Gliwicki Budżet Obywatelski 2020 – nowe zasady, sporo kontrowersji

Gliwicki Budżet Obywatelski po raz kolejny w nowej odsłonie. Zdaniem urzędników wprowadzone zmiany poprawią funkcjonowanie GBO, ale nie brakuje też głosów krytyki.

Historia BO w Gliwicach to pasmo wzlotów i upadków. Choć koncepcja głosowania wielokrotnie była krytykowana, urzędnikom nie można odmówić starań nad opracowaniem właściwej strategii. W tym roku znowu czeka nas sporo nowości, które (co już też jest niemal tradycją) spotkały się z chłodnym przyjęciem części mieszkańców.

– Zmiany spowodują według nas efekt odwrotny od zamierzonego. Propozycje są dla nas sygnałem, że idea budżetu obywatelskiego nie przyjęła się w Gliwicach. W związku z tym odstępujemy od dalszych działań promujących to rozwiązanie, nie będziemy także brać udziału w konsultacjach procedury oraz ewaluacji GBO – czytamy w oświadczeniu stowarzyszenia OSOM Gliwice.

Gliwicki Budżet Obywatelski 2020 – najważniejsze zmiany

Co zaproponował Magistrat? Od tego roku wnioski zaproponowane przez Magistrat będą dotyczyły wyłącznie nieruchomości należących do Miasta (to eliminuje tereny w posiadaniu spółdzielni i wspólnot mieszkaniowych). Zmieni się liczba możliwych do złożenia projektów przez jednego wnioskodawcą. Od tego roku będzie to tylko jeden wniosek osiedlowy i jeden ogólnomiejski.

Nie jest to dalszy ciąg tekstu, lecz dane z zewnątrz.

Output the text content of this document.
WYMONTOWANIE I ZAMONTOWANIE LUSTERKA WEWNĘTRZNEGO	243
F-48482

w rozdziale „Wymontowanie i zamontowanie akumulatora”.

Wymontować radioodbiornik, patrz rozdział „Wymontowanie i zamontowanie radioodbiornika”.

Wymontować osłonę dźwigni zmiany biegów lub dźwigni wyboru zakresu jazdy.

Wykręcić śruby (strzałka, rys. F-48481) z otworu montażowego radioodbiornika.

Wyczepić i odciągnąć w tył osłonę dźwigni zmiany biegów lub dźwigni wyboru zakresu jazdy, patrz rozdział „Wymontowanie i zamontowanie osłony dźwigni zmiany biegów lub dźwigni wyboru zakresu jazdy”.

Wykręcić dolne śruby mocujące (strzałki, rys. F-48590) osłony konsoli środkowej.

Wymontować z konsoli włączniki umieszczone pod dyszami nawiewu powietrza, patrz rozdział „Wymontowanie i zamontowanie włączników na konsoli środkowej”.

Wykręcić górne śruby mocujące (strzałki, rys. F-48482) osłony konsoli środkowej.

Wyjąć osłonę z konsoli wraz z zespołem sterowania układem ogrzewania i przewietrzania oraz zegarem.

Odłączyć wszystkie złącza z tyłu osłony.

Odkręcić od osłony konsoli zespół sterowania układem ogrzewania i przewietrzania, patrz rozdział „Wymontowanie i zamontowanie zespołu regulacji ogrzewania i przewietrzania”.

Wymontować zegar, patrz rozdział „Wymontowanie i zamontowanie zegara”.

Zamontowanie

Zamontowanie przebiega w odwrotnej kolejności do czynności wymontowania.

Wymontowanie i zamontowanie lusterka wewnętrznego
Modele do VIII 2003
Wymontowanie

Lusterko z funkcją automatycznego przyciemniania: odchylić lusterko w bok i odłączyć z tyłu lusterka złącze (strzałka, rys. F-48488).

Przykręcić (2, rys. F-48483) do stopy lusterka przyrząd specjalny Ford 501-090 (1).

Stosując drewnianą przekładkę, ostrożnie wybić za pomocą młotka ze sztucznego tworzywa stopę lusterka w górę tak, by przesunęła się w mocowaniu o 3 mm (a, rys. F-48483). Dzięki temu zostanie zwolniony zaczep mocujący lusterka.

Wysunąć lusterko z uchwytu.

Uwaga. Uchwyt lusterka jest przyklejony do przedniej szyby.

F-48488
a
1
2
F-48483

W przypadku tych drugich wprowadzono próg wymaganych podpisów (w liczbie 150) oraz próg minimalnej liczby głosów (500). Podniesiono także próg „dla aktywnych” z 8% liczby osób zameldowanych na osiedlu, którzy mieli ukończony 16. rok życia, do 10% liczby osób zameldowanych na pobyt stały i czasowy w jednostce pomocniczej;

Urzędnicy zwrócili uwagę też na często podnoszony absurd – realizacji projektów, które otrzymały minimalną liczbę głosów. Od tego roku, zadania, które uzyskają mniej niż 30 głosów, nie będą realizowane. Nie będzie też obowiązku zbierania podpisów pod projektem osiedlowym (do tej pory było to 15 podpisów).

Inne formy aktywności

Urzędnicy forsując uchwałę wprowadzającą zmiany w GBO, zwrócili uwagę też na inne dostępne formy aktywności mieszkańców. Ich zdaniem zalicza się do nich udział w debacie nad Raportem o stanie miasta. W praktyce to raczej forma czysto teoretyczna. Druga możliwość wynika z wymogów ustawowych. To wprowadzone w lutym uchwałą Rady Miasta – inicjowanie projektów uchwał w ramach Gliwickiej Inicjatywy Lokalnej. Obecnie trwa jeszcze przygotowanie szczegółowych procedur dotyczących tego projektu. Ostateczne ustalenia powinniśmy poznać do 30 kwietnia.